Good Morning or Good Afternoon or Good Evening,
this post should take approximately five minutes to read from start to finish.
I know that I hoped for last year that this blog would reach total of either 9,500 total page views or 10,000 total page views. Overall, I was well pleased to know that this blog has reached over 9,500 total page views in December last year.
This post focuses on BYU Devotional in January 1975 and it is called "The Time for New Year's Resolutions" by Brother Sterling W. Sill. This post is part one and I would like to share with you some highlights while I was reading the Devotional.
Brother Sill has mentioned the following; "... The custom of celebrating holidays
We have a very interesting custom among us of setting aside special days on which we think about special things. We set aside the second Sunday in May as Mother’s Day, and on this day we let our minds reach up and try to understand the purposes for which this day was set apart.
We set apart the third Sunday in June as Father’s Day for the same reason. Someone has said that the human mind has some of the qualities of the tendrils of a climbing vine; that is, it tends to attach itself and draw itself upward by what it is put in contact with.
Then we have some other great days on which we think about other wonderful ideas. We have Memorial Day, Easter, Pioneer Day, and the Fourth of July. We set aside the fourth Thursday in November as Thanksgiving. On this day we try to build gratitude and appreciation into our lives. ... As we recount our blessings, we increase them. ...
Importance of the New Year
... This is a time when we make New Year’s resolutions. This is the time when we could make some determinations about the things that we have been thinking about during Christmas. Sometimes after some great event is over, we close our minds on it and forget about what we have done.
That is, after Christmas, we repack our boxes of ornaments and tinsel.
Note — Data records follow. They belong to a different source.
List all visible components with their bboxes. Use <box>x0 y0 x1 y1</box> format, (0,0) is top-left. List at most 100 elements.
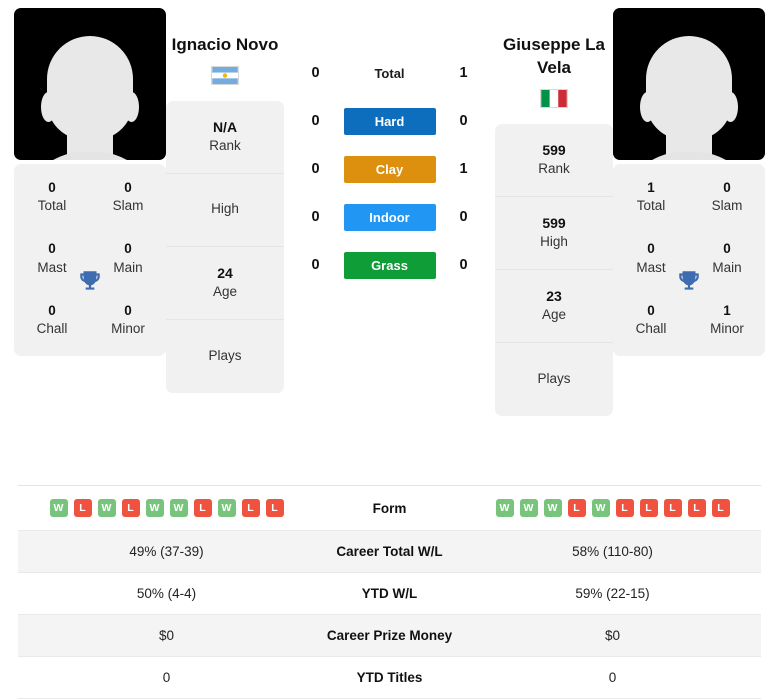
top-comparison-area: Ignacio Novo 0Total0Slam0Mast0Main0Chall… <box>0 0 779 468</box>
info-card-high: 599 High <box>495 197 613 270</box>
title-stat-label: Minor <box>710 321 744 337</box>
h2h-total-label: Total <box>374 65 405 81</box>
trophy-icon <box>80 271 100 290</box>
title-stat-label: Total <box>636 198 666 214</box>
title-stat-total: 0 Total <box>14 170 90 223</box>
h2h-row-clay: 0 Clay 1 <box>284 155 495 183</box>
info-card-value: 599 <box>542 214 566 231</box>
form-badge-win[interactable]: W <box>97 499 116 517</box>
table-row-label: Career Prize Money <box>326 628 453 643</box>
table-row-label: YTD W/L <box>361 586 418 601</box>
right-form-cell: WWWLWLLLLL <box>464 486 761 531</box>
right-titles-grid: 1 Total 0 Slam 0 Mast 0 Main 0 Chall 1 Minor <box>613 170 765 346</box>
title-stat-label: Slam <box>711 198 743 214</box>
h2h-left-score: 0 <box>311 113 320 129</box>
title-stat-label: Chall <box>36 321 68 337</box>
title-stat-value: 0 <box>723 241 731 257</box>
right-player-info-column: Giuseppe La Vela 599 Rank 599 High 23 Age Play… <box>495 8 613 416</box>
table-row-label: Form <box>372 500 407 516</box>
title-stat-value: 1 <box>723 302 731 318</box>
right-player-titles-card: 1 Total 0 Slam 0 Mast 0 Main 0 Chall 1 Minor <box>613 164 765 357</box>
title-stat-minor: 1 Minor <box>689 293 765 346</box>
title-stat-label: Chall <box>635 321 667 337</box>
form-badge-win[interactable]: W <box>169 499 188 517</box>
form-badge-loss[interactable]: L <box>73 499 92 517</box>
left-player-photo-column: Ignacio Novo 0Total0Slam0Mast0Main0Chall… <box>14 8 166 357</box>
italy-flag-icon <box>540 88 568 108</box>
surface-chip-hard[interactable]: Hard <box>343 107 436 135</box>
title-stat-value: 0 <box>647 302 655 318</box>
h2h-left-score: 0 <box>311 257 320 273</box>
h2h-row-grass: 0 Grass 0 <box>284 251 495 279</box>
form-badge-win[interactable]: W <box>49 499 68 517</box>
form-badge-win[interactable]: W <box>145 499 164 517</box>
form-badge-loss[interactable]: L <box>241 499 260 517</box>
form-badge-win[interactable]: W <box>519 499 538 517</box>
h2h-right-score: 1 <box>459 161 468 177</box>
info-card-age: 24 Age <box>166 247 284 320</box>
title-stat-value: 0 <box>647 241 655 257</box>
title-stat-label: Minor <box>111 321 145 337</box>
info-card-value: 24 <box>217 264 233 281</box>
form-badge-loss[interactable]: L <box>663 499 682 517</box>
form-badge-win[interactable]: W <box>591 499 610 517</box>
surface-chip-clay[interactable]: Clay <box>343 155 436 183</box>
surface-chip-grass[interactable]: Grass <box>343 251 436 279</box>
avatar-silhouette-icon <box>22 30 158 160</box>
form-badge-loss[interactable]: L <box>711 499 730 517</box>
right-player-photo-column: Giuseppe La Vela 1Total0Slam0Mast0Main0C… <box>613 8 765 357</box>
info-card-plays: Plays <box>166 320 284 393</box>
title-stat-value: 0 <box>48 302 56 318</box>
form-badge-loss[interactable]: L <box>121 499 140 517</box>
title-stat-label: Total <box>37 198 67 214</box>
left-player-photo-card[interactable]: Ignacio Novo <box>14 8 166 160</box>
head-to-head-column: 0 Total 1 0 Hard 0 0 Clay 1 0 Indoor 0 0 Grass 0 <box>284 8 495 279</box>
info-card-label: Plays <box>208 347 242 363</box>
right-ytd-titles-value: 0 <box>608 670 617 685</box>
right-career-total-wl-value: 58% (110-80) <box>572 544 653 559</box>
argentina-flag-icon <box>211 65 239 85</box>
form-badge-loss[interactable]: L <box>265 499 284 517</box>
table-row: W L W L W W L W L L Form W W W L W L L L L L <box>18 486 761 531</box>
left-player-info-cards: N/A Rank High 24 Age Plays <box>166 100 284 393</box>
title-stat-value: 0 <box>124 241 132 257</box>
title-stat-total: 1 Total <box>613 170 689 223</box>
title-stat-value: 1 <box>647 180 655 195</box>
left-player-info-column: Ignacio Novo N/A Rank High 24 Age Plays <box>166 8 284 393</box>
left-form-cell: WLWLWWLWLL <box>18 486 315 531</box>
form-badge-win[interactable]: W <box>543 499 562 517</box>
form-badge-loss[interactable]: L <box>687 499 706 517</box>
title-stat-value: 0 <box>124 180 132 195</box>
right-player-info-cards: 599 Rank 599 High 23 Age Plays <box>495 123 613 416</box>
title-stat-value: 0 <box>124 302 132 318</box>
info-card-label: Plays <box>537 370 571 386</box>
right-player-name[interactable]: Giuseppe La Vela <box>495 34 613 80</box>
info-card-label: Age <box>212 284 238 300</box>
form-badge-loss[interactable]: L <box>567 499 586 517</box>
info-card-label: Rank <box>209 138 241 154</box>
form-badge-loss[interactable]: L <box>193 499 212 517</box>
left-player-name[interactable]: Ignacio Novo <box>172 34 279 57</box>
info-card-value: N/A <box>212 118 238 135</box>
table-row-label: YTD Titles <box>356 670 423 685</box>
title-stat-chall: 0 Chall <box>14 293 90 346</box>
form-badge-win[interactable]: W <box>217 499 236 517</box>
title-stat-value: 0 <box>48 180 56 195</box>
right-ytd-wl-value: 59% (22-15) <box>575 586 650 601</box>
right-player-photo-card[interactable]: Giuseppe La Vela <box>613 8 765 160</box>
surface-chip-indoor[interactable]: Indoor <box>343 203 436 231</box>
info-card-label: High <box>540 234 568 250</box>
title-stat-minor: 0 Minor <box>90 293 166 346</box>
trophy-icon <box>679 271 699 290</box>
table-row: 49% (37-39) Career Total W/L 58% (110-80) <box>18 530 761 573</box>
title-stat-value: 0 <box>723 180 731 195</box>
left-player-avatar <box>14 8 166 160</box>
form-badge-win[interactable]: W <box>495 499 514 517</box>
title-stat-slam: 0 Slam <box>90 170 166 223</box>
form-badge-loss[interactable]: L <box>615 499 634 517</box>
info-card-age: 23 Age <box>495 270 613 343</box>
form-badge-loss[interactable]: L <box>639 499 658 517</box>
h2h-right-score: 0 <box>459 209 468 225</box>
h2h-row-indoor: 0 Indoor 0 <box>284 203 495 231</box>
h2h-row-total: 0 Total 1 <box>284 60 495 86</box>
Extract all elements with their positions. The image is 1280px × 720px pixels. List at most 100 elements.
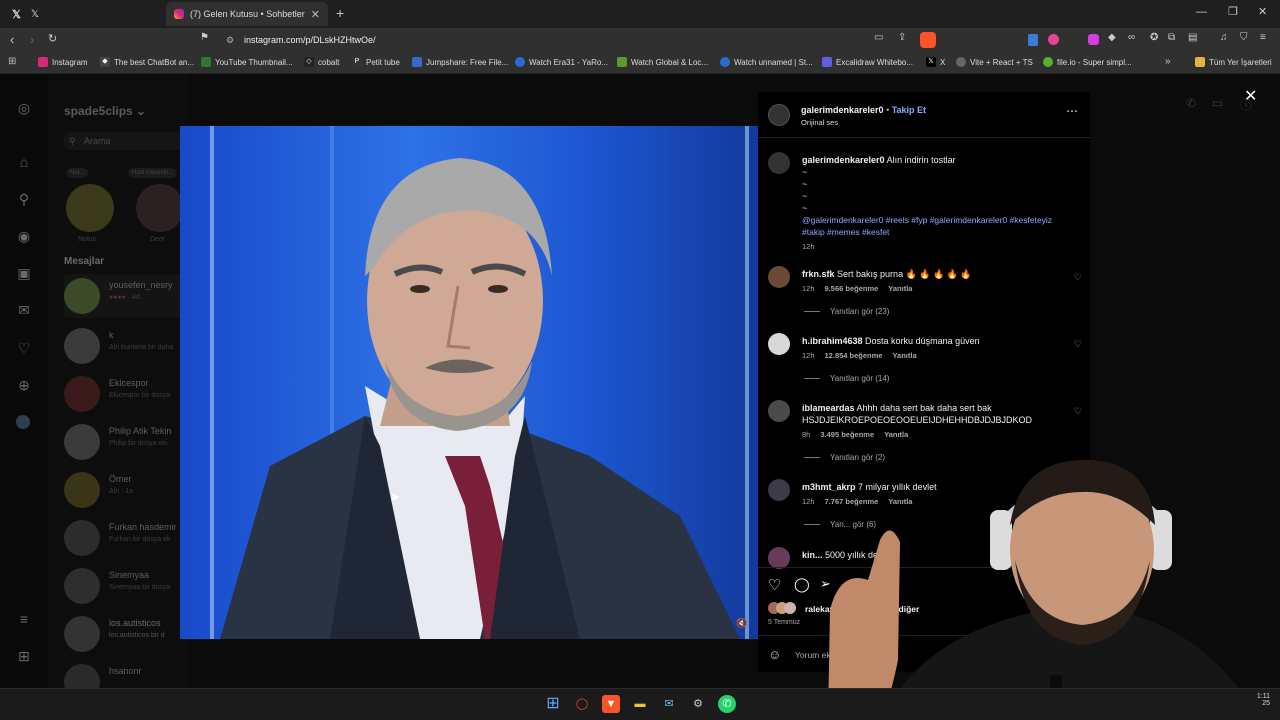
reply-button[interactable]: Yanıtla bbox=[892, 351, 916, 360]
reply-button[interactable]: Yanıtla bbox=[888, 284, 912, 293]
bookmark-item[interactable]: ◇ cobalt bbox=[304, 57, 339, 67]
bookmark-icon[interactable]: ⚑ bbox=[200, 32, 209, 43]
windows-start-icon[interactable]: ⊞ bbox=[544, 695, 562, 713]
extension-icon[interactable]: ∞ bbox=[1128, 32, 1135, 43]
avatar[interactable] bbox=[768, 400, 790, 422]
minimize-button[interactable]: — bbox=[1196, 6, 1207, 18]
author-username[interactable]: galerimdenkareler0 bbox=[801, 105, 884, 115]
bookmark-item[interactable]: ◆ The best ChatBot an... bbox=[100, 57, 194, 67]
tab-close-icon[interactable]: ✕ bbox=[311, 8, 320, 21]
mail-icon[interactable]: ✉ bbox=[660, 695, 678, 713]
extension-icon[interactable]: ◆ bbox=[1108, 32, 1116, 43]
clock[interactable]: 1:11 25 bbox=[1240, 693, 1270, 707]
search-icon[interactable]: ⚲ bbox=[16, 191, 32, 207]
notifications-icon[interactable]: ♡ bbox=[16, 340, 32, 356]
audio-label[interactable]: Orijinal ses bbox=[801, 118, 838, 127]
brave-shield-icon[interactable] bbox=[920, 32, 936, 48]
like-comment-icon[interactable]: ♡ bbox=[1074, 406, 1082, 417]
view-replies-button[interactable]: Yanıtları gör (14) bbox=[804, 374, 889, 383]
comment-user[interactable]: iblameardas bbox=[802, 403, 855, 413]
more-options-icon[interactable]: ⋯ bbox=[1066, 104, 1078, 118]
more-bookmarks-icon[interactable]: » bbox=[1165, 56, 1171, 67]
settings-icon[interactable]: ⚙ bbox=[689, 695, 707, 713]
emoji-icon[interactable]: ☺ bbox=[768, 647, 781, 662]
view-replies-button[interactable]: Yanıtları gör (23) bbox=[804, 307, 889, 316]
like-icon[interactable]: ♡ bbox=[768, 576, 781, 594]
phone-icon[interactable]: ✆ bbox=[1186, 96, 1196, 110]
bookmark-item[interactable]: Watch Era31 - YaRo... bbox=[515, 57, 608, 67]
avatar[interactable] bbox=[768, 333, 790, 355]
avatar[interactable] bbox=[768, 479, 790, 501]
whatsapp-icon[interactable]: ✆ bbox=[718, 695, 736, 713]
new-tab-button[interactable]: + bbox=[336, 5, 344, 21]
comment-icon[interactable]: ◯ bbox=[794, 576, 810, 593]
sidebar-icon[interactable]: ▤ bbox=[1188, 32, 1197, 43]
extension-icon[interactable] bbox=[1028, 34, 1038, 46]
reels-icon[interactable]: ▣ bbox=[16, 265, 32, 281]
dm-search-input[interactable]: ⚲ Arama bbox=[64, 132, 184, 150]
reel-video[interactable]: 🔇 ➤ bbox=[180, 126, 758, 639]
video-call-icon[interactable]: ▭ bbox=[1212, 96, 1223, 110]
comment-user[interactable]: h.ibrahim4638 bbox=[802, 336, 863, 346]
comment-likes[interactable]: 12.854 beğenme bbox=[825, 351, 883, 360]
vpn-icon[interactable]: ⛉ bbox=[1240, 32, 1248, 43]
caption-hashtags[interactable]: @galerimdenkareler0 #reels #fyp #galerim… bbox=[802, 214, 1072, 238]
mute-icon[interactable]: 🔇 bbox=[736, 618, 747, 629]
explore-icon[interactable]: ◉ bbox=[16, 228, 32, 244]
comment-likes[interactable]: 9.566 beğenme bbox=[825, 284, 879, 293]
extension-icon[interactable] bbox=[1088, 34, 1099, 45]
dm-thread[interactable]: hsanonr bbox=[64, 660, 234, 688]
comment-user[interactable]: frkn.sfk bbox=[802, 269, 835, 279]
extension-icon[interactable]: ✪ bbox=[1150, 32, 1158, 43]
avatar[interactable] bbox=[768, 266, 790, 288]
share-icon[interactable]: ⇪ bbox=[898, 32, 906, 43]
address-bar[interactable]: ⚙ instagram.com/p/DLskHZHtwOe/ bbox=[218, 31, 944, 49]
bookmark-item[interactable]: P Petit tube bbox=[352, 57, 400, 67]
bookmark-item[interactable]: Instagram bbox=[38, 57, 88, 67]
author-avatar[interactable] bbox=[768, 104, 790, 126]
author-avatar[interactable] bbox=[768, 152, 790, 174]
bookmark-item[interactable]: YouTube Thumbnail... bbox=[201, 57, 293, 67]
back-icon[interactable]: ‹ bbox=[10, 32, 14, 47]
extensions-puzzle-icon[interactable]: ⧉ bbox=[1168, 32, 1175, 43]
reload-icon[interactable]: ↻ bbox=[48, 32, 57, 45]
opera-icon[interactable]: ◯ bbox=[573, 695, 591, 713]
maximize-button[interactable]: ❐ bbox=[1228, 5, 1238, 18]
tab-x[interactable]: 𝕏 𝕏 bbox=[4, 2, 164, 26]
cast-icon[interactable]: ▭ bbox=[874, 32, 883, 43]
note-avatar[interactable] bbox=[136, 184, 184, 232]
window-close-button[interactable]: ✕ bbox=[1258, 5, 1267, 18]
bookmarks-folder[interactable]: Tüm Yer İşaretleri bbox=[1195, 57, 1272, 67]
bookmark-item[interactable]: file.io - Super simpl... bbox=[1043, 57, 1132, 67]
file-explorer-icon[interactable]: ▬ bbox=[631, 695, 649, 713]
more-menu-icon[interactable]: ≡ bbox=[16, 611, 32, 627]
like-comment-icon[interactable]: ♡ bbox=[1074, 272, 1082, 283]
dm-username[interactable]: spade5clips ⌄ bbox=[64, 104, 146, 118]
bookmark-item[interactable]: Jumpshare: Free File... bbox=[412, 57, 508, 67]
forward-icon[interactable]: › bbox=[30, 32, 34, 47]
note-avatar[interactable] bbox=[66, 184, 114, 232]
extension-icon[interactable] bbox=[1048, 34, 1059, 45]
menu-icon[interactable]: ≡ bbox=[1260, 32, 1266, 43]
close-overlay-icon[interactable]: ✕ bbox=[1244, 86, 1257, 106]
threads-icon[interactable]: ⊞ bbox=[16, 648, 32, 664]
bookmark-item[interactable]: 𝕏X bbox=[926, 57, 945, 67]
bookmark-item[interactable]: Vite + React + TS bbox=[956, 57, 1033, 67]
bookmark-item[interactable]: Watch Global & Loc... bbox=[617, 57, 708, 67]
create-icon[interactable]: ⊕ bbox=[16, 377, 32, 393]
instagram-logo-icon[interactable]: ◎ bbox=[16, 100, 32, 116]
avatar[interactable] bbox=[768, 547, 790, 569]
like-comment-icon[interactable]: ♡ bbox=[1074, 339, 1082, 350]
messages-icon[interactable]: ✉ bbox=[16, 302, 32, 318]
brave-icon[interactable]: ▼ bbox=[602, 695, 620, 713]
music-icon[interactable]: ♫ bbox=[1220, 32, 1228, 43]
tab-instagram-inbox[interactable]: (7) Gelen Kutusu • Sohbetler ✕ bbox=[166, 2, 328, 26]
bookmark-item[interactable]: Excalidraw Whitebo... bbox=[822, 57, 913, 67]
home-icon[interactable]: ⌂ bbox=[16, 154, 32, 170]
site-info-icon[interactable]: ⚙ bbox=[226, 31, 234, 49]
follow-button[interactable]: Takip Et bbox=[892, 105, 926, 115]
caption-author[interactable]: galerimdenkareler0 bbox=[802, 155, 885, 165]
profile-avatar[interactable] bbox=[16, 415, 30, 429]
bookmark-item[interactable]: Watch unnamed | St... bbox=[720, 57, 813, 67]
apps-grid-icon[interactable]: ⊞ bbox=[8, 56, 16, 67]
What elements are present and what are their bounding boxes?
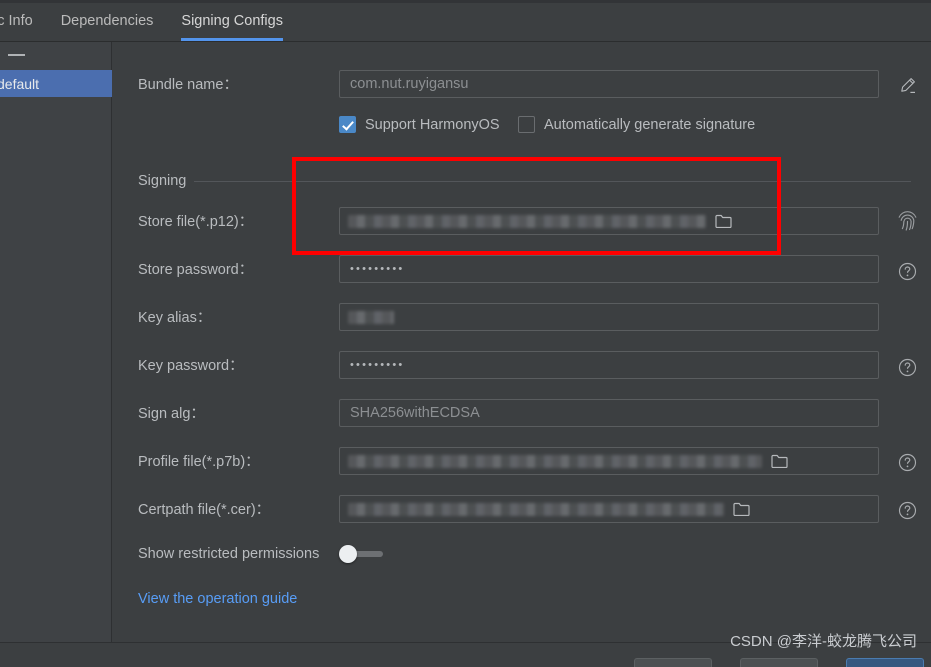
key-alias-input[interactable]: [339, 303, 879, 331]
key-password-value: •••••••••: [350, 359, 405, 371]
store-file-label: Store file(*.p12)：: [138, 214, 254, 230]
watermark-text: CSDN @李洋-蛟龙腾飞公司: [730, 633, 917, 650]
folder-icon[interactable]: [762, 448, 796, 474]
bundle-name-value: com.nut.ruyigansu: [350, 76, 469, 92]
toggle-knob: [339, 545, 357, 563]
signing-section-divider: [138, 181, 911, 182]
checkbox-checked-icon: [339, 116, 356, 133]
folder-icon[interactable]: [724, 496, 758, 522]
certpath-file-label: Certpath file(*.cer)：: [138, 502, 271, 518]
checkbox-unchecked-icon: [518, 116, 535, 133]
certpath-file-redacted-value: [348, 502, 724, 516]
key-password-label: Key password：: [138, 358, 244, 374]
tab-dependencies-label: Dependencies: [60, 12, 154, 29]
sidebar-toolbar: [0, 42, 112, 70]
dialog-button-primary[interactable]: [846, 658, 924, 667]
configs-sidebar: default: [0, 42, 112, 642]
signing-section-header: Signing: [118, 171, 931, 191]
help-icon[interactable]: [895, 355, 919, 379]
support-harmonyos-checkbox[interactable]: Support HarmonyOS: [339, 116, 500, 133]
pencil-icon[interactable]: [895, 73, 919, 97]
key-alias-redacted-value: [348, 310, 394, 324]
tab-basic-info[interactable]: ic Info: [0, 0, 47, 41]
auto-generate-signature-checkbox[interactable]: Automatically generate signature: [518, 116, 755, 133]
profile-file-label: Profile file(*.p7b)：: [138, 454, 260, 470]
key-alias-label: Key alias：: [138, 310, 212, 326]
tab-bar: ic Info Dependencies Signing Configs: [0, 0, 931, 42]
sign-alg-label: Sign alg：: [138, 406, 205, 422]
bundle-name-row: Bundle name： com.nut.ruyigansu: [118, 70, 931, 100]
sidebar-item-default[interactable]: default: [0, 70, 112, 97]
profile-file-redacted-value: [348, 454, 762, 468]
remove-config-button[interactable]: [8, 54, 25, 56]
signing-section-title: Signing: [138, 171, 195, 191]
store-password-value: •••••••••: [350, 263, 405, 275]
sign-alg-value: SHA256withECDSA: [350, 405, 480, 421]
folder-icon[interactable]: [706, 208, 740, 234]
fingerprint-icon[interactable]: [895, 208, 919, 232]
help-icon[interactable]: [895, 498, 919, 522]
key-password-input[interactable]: •••••••••: [339, 351, 879, 379]
bundle-name-label: Bundle name：: [138, 77, 238, 93]
store-file-input[interactable]: [339, 207, 879, 235]
bundle-name-input[interactable]: com.nut.ruyigansu: [339, 70, 879, 98]
tab-basic-info-label: ic Info: [0, 12, 33, 29]
sign-alg-input[interactable]: SHA256withECDSA: [339, 399, 879, 427]
store-file-row: Store file(*.p12)：: [118, 207, 931, 237]
store-file-redacted-value: [348, 214, 706, 228]
signature-options-row: Support HarmonyOS Automatically generate…: [118, 116, 931, 138]
tab-dependencies[interactable]: Dependencies: [47, 0, 168, 41]
certpath-file-input[interactable]: [339, 495, 879, 523]
auto-generate-signature-label: Automatically generate signature: [544, 116, 756, 133]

The Christmas themes are taken off the radio, and we go back to doing the things that we did before. Of course, when we do that, we miss one of the greatest values of Christmas.
When we lay down the ideas that we have associated with during this high point of the year, we frequently have a corresponding recession in our lives. ... The Christmas season loses much of its constructive purpose when we repack our tinsel and forget about it. ...
"NEW YEAR'S RESOLUTION Something that goes in one year, and out the other." |
We come now to this very important period of January, this time of a new beginning. ... Janus had one interesting peculiarity; he had two faces. With one face he looked back into the past year to discover his own mistakes and his own successes.
Then through the other face he looked up into the future to make plans for a new year and to put these great ideals into operation that had been formed during the past year.
... Now, God has a time-traveling ability, some of which he has given to the prophets as well as to us. We remember that Abraham was permitted to go back and relive the preexistence. He said, “Now the Lord has shown unto me, Abraham, the intelligences that were organized before the world was; and that among all these there were many of the noble and great ones” (Abraham 3:22).
The Lord also put John the Revelator into a time machine and sent him up into the future to prelive the final judgement. We have been given that same ability in our dreams and imaginations. ... President McKay didn’t learn how to be the President of the Church when he was ninety or seventy or sixty.
He learned those lessons when he was five and ten and fifteen. And then in his dream he went back and relived that important experience so that he could reabsorb the original good. When he had awakened the next morning, even though now his mother had been gone for many years, it was as though he had actually had that experience with his mother during the nighttime.
Preliving the important events of our lives
But no one needs to be asleep in order to dream, and with equal benefit we can go back and relive our marriage vows. We can relive and revitalize the covenants which we made at the waters of baptism when we promised God that we would be faithful.
We can go back and relive all of those sources in the past from which we may regain strength and ambition, and we can remake our decisions about them. Or we may push the lever in the other direction and prelive the future. ...
We can also prelive our marriage vows and determine in advance the kind of people we would like to be when that great occasion arrives.
This is much better than being faced with the pressures of the moment when the occasion arises so that we clean ourselves up temporarily to get married. ... However, after the goal has been accomplished, we sometimes drop back into our past mediocrity because we are not prepared to carry through.
Sometimes we even go to college or we go on missions or we do some other great thing, but because we lack the necessary buildup to give us the follow-through and determination, it doesn’t do us the good that was intended. ... But for all of us, this month of January is a month when we look up into the new year and also plan for more effective lives. We can prelive our marriages. We can prelive our deaths.
Suppose we think occasionally of the kind of people we would like to be on that very special future occasion of our marriage, when we stand up in the house of the Lord that has been dedicated for his sacred purposes and take some very special person by the right hand and promise her or him that throughout our lifetimes we will be faithful. We will be true to those great trusts of life that have been given us as we have come into mortality."